Пыль оседает вокруг конских копыт, Сиднер тоже подходит к экипажу, мнет кепку в руках, кланяется.
— А это что за молодой человек?
— Это Сиднер, я вам надысь рассказывал про него.
— Ах, вот ты какой, стало быть! Сплендид, ты что же, и сегодня разбудил Фанни и подал ей кофе в постель?
— Не-а, я с утречка окуней ловил, недосуг было.
— Шустрый ты парень. Где только силы берешь. Не то что я. Ладно, пора ехать дальше. Загляните как-нибудь. Оба, — говорит она.
Сиднера вдруг охватывает ревнивая зависть к Сплендиду, который умудряется быть повсюду едва ли не одновременно.

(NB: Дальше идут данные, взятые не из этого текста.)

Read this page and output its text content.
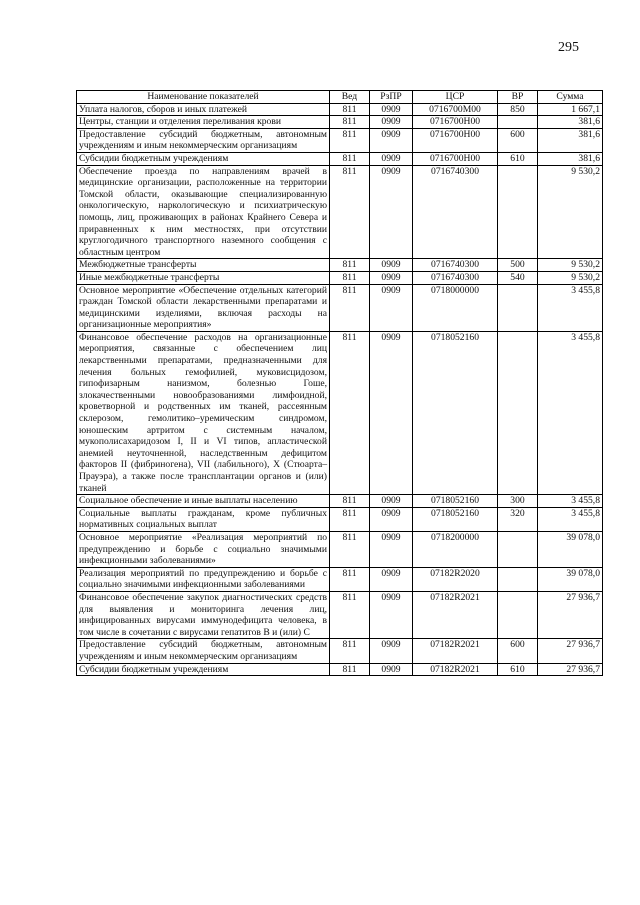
295
Наименование показателей	Вед	РзПР	ЦСР	ВР	Сумма
Уплата налогов, сборов и иных платежей	811	0909	0716700М00	850	1 667,1
Центры, станции и отделения переливания крови	811	0909	0716700Н00		381,6
Предоставление субсидий бюджетным, автономным учреждениям и иным некоммерческим организациям	811	0909	0716700Н00	600	381,6
Субсидии бюджетным учреждениям	811	0909	0716700Н00	610	381,6
Обеспечение проезда по направлениям врачей в медицинские организации, расположенные на территории Томской области, оказывающие специализированную онкологическую, наркологическую и психиатрическую помощь, лиц, проживающих в районах Крайнего Севера и приравненных к ним местностях, при отсутствии круглогодичного транспортного наземного сообщения с областным центром	811	0909	0716740300		9 530,2
Межбюджетные трансферты	811	0909	0716740300	500	9 530,2
Иные межбюджетные трансферты	811	0909	0716740300	540	9 530,2
Основное мероприятие «Обеспечение отдельных категорий граждан Томской области лекарственными препаратами и медицинскими изделиями, включая расходы на организационные мероприятия»	811	0909	0718000000		3 455,8
Финансовое обеспечение расходов на организационные мероприятия, связанные с обеспечением лиц лекарственными препаратами, предназначенными для лечения больных гемофилией, муковисцидозом, гипофизарным нанизмом, болезнью Гоше, злокачественными новообразованиями лимфоидной, кроветворной и родственных им тканей, рассеянным склерозом, гемолитико–уремическим синдромом, юношеским артритом с системным началом, мукополисахаридозом I, II и VI типов, апластической анемией неуточненной, наследственным дефицитом факторов II (фибриногена), VII (лабильного), X (Стюарта–Прауэра), а также после трансплантации органов и (или) тканей	811	0909	0718052160		3 455,8
Социальное обеспечение и иные выплаты населению	811	0909	0718052160	300	3 455,8
Социальные выплаты гражданам, кроме публичных нормативных социальных выплат	811	0909	0718052160	320	3 455,8
Основное мероприятие «Реализация мероприятий по предупреждению и борьбе с социально значимыми инфекционными заболеваниями»	811	0909	0718200000		39 078,0
Реализация мероприятий по предупреждению и борьбе с социально значимыми инфекционными заболеваниями	811	0909	07182R2020		39 078,0
Финансовое обеспечение закупок диагностических средств для выявления и мониторинга лечения лиц, инфицированных вирусами иммунодефицита человека, в том числе в сочетании с вирусами гепатитов В и (или) С	811	0909	07182R2021		27 936,7
Предоставление субсидий бюджетным, автономным учреждениям и иным некоммерческим организациям	811	0909	07182R2021	600	27 936,7
Субсидии бюджетным учреждениям	811	0909	07182R2021	610	27 936,7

Впоследствии он напишет:
«Некоторые люди состоят как бы из множества существ. Они способны удвоиться, даже удесятериться, присутствуя сразу во многих местах. И приходят они к таким, кому трудно, кому не с кем поделиться своими печалями и радостями. Они шагают по жизни, протягивая повсюду длинные усики сочувствия».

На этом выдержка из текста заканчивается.